C’è un capolavoro del Novecento che, più di altri, produce immagini a mai finire, sfogliando le sue pagine si sente lo sciabordio delle onde e si toccano purissime visioni, ci si immerge in una lingua complessa e fluente e si vive dentro una serie di scene agite e sognate: si tratta di Horcynus Orca, di Stefano D’Arrigo, opera quasi unica di un grandissimo scrittore che vi si dedicò per vent’anni con ritmo ossessivo e passione-pulsione totalizzante.

Chiudete gli occhi e pensate a Moby Dick, e poi all’Ulisse di Joyce, e poi ancora all’Odissea, quindi tenete tutto insieme e tenete insieme anche aggettivi che vanno da storico a gotico, da epico a totemico, da avventuroso a marino, da disperante a sensuale.

 

Per qualche strana ragione, anziché venirne fuori un pasticcio, l’alchimia sarà perfetta. Infine, prendete un marinaio e una “femminota”, fate loro traversare lo Stretto di Messina e mettete a tacere tutto il resto: niente tacerà, le “fere”, creature marine sfuggenti e terribili, continueranno a urlare senza che a voi sia più dato sapere se quel rumore è sogno o realtà.

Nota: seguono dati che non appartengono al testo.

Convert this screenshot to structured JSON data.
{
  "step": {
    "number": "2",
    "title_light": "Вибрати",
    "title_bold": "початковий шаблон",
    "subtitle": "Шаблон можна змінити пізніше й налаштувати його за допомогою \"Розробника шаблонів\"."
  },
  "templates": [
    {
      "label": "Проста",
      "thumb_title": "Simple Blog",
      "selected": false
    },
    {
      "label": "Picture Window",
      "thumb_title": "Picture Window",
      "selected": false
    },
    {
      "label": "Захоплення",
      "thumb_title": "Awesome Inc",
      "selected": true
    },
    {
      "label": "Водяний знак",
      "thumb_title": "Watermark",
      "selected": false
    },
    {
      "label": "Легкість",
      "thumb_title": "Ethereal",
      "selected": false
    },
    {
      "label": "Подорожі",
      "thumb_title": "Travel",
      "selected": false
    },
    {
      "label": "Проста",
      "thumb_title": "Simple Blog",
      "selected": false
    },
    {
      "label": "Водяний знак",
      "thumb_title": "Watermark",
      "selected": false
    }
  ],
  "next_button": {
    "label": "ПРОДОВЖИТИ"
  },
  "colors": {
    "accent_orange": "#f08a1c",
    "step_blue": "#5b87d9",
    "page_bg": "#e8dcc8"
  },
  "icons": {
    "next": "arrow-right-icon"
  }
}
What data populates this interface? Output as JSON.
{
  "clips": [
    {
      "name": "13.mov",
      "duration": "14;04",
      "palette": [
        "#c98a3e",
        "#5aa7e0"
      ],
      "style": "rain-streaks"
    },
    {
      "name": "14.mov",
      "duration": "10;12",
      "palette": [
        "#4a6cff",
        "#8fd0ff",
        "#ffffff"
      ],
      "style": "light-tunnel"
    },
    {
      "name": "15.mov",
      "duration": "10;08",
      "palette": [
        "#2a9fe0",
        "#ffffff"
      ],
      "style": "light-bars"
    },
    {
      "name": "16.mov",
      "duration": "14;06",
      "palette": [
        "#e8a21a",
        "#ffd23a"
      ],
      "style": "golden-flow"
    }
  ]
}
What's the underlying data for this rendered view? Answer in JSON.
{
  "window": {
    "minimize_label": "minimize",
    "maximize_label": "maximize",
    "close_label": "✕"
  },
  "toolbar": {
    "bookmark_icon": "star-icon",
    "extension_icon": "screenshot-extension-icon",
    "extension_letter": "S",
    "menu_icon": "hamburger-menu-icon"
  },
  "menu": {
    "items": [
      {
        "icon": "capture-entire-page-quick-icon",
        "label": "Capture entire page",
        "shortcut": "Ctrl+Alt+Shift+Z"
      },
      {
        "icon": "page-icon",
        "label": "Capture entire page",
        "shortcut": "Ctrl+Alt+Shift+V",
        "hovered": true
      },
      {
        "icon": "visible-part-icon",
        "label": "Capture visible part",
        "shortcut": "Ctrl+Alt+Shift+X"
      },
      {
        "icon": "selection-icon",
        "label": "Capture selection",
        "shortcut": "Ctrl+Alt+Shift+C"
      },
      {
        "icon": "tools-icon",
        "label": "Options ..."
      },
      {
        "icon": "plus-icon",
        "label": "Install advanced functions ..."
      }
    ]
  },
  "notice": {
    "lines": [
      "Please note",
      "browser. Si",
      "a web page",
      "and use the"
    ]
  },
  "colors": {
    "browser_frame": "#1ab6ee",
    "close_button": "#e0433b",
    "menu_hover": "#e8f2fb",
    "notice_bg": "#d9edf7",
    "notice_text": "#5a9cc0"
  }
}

Ecco gli ingredienti: c’è un marinaio, Andrea detto ‘Ndria che di cognome fa Cambria, al quale tocca di compiere la traversata. C’è un tempo in cui questa traversata avviene, e sono cinque giorni: dal 4 all’8 ottobre 1943. C’è una committenza tutta particolare che esorta al viaggio, una commissione di donne ovvero le “femminote”, contrabbandiere di sale, e c’è una ragione: trovare un varco per arrivare in Sicilia dopo che gli angloamericani hanno affondato tutti i “ferribò”, i ferryboat. Ci sono l’epica, il mito, una narrazione postmoderna, c’è il viaggio dell’eroe, c’è la sensualità, c’è la traversata di ‘Ndrja con Ciccina Circé, la sensuale femminota mezza maga, che lo accompagna e lo guida. C’è il fantastico: il mondo delle fere, creature vive e morte, sulla scena e nel ricordo.

La lingua letteraria del romanzo sembra già tradursi in quella filmica, il materiale visivo straborda. Eccolo: un potente viaggio di mare, un’epica senza lirica, un’epica cupa e ridente, feroce e barocca, dove nulla riesce troppo a lungo a mantenere una natura ammaliante. Un’epica gaia e autodistruttiva, piena di scene madri e di dettagli imperdibile.

 

Allora si avrebbe voglia di rivederlo mille volte per passare dal continente all’isola e quindi, di fatto, unire l’Italia; un film per raccontare il fascismo attraverso un busto di Mussolini dentro il quale una femminota fa la pipì, per guardare alla storia attraverso l’epopea.

Horcynus Orca è, come Morgana, come Orione, come Scilla, come Cariddi, come Cola Pesce, un mito dello Stretto, come loro è monumentale e inafferrabile insieme. Che sfida, che gioia per gli occhi, per il cervello e per il cuore.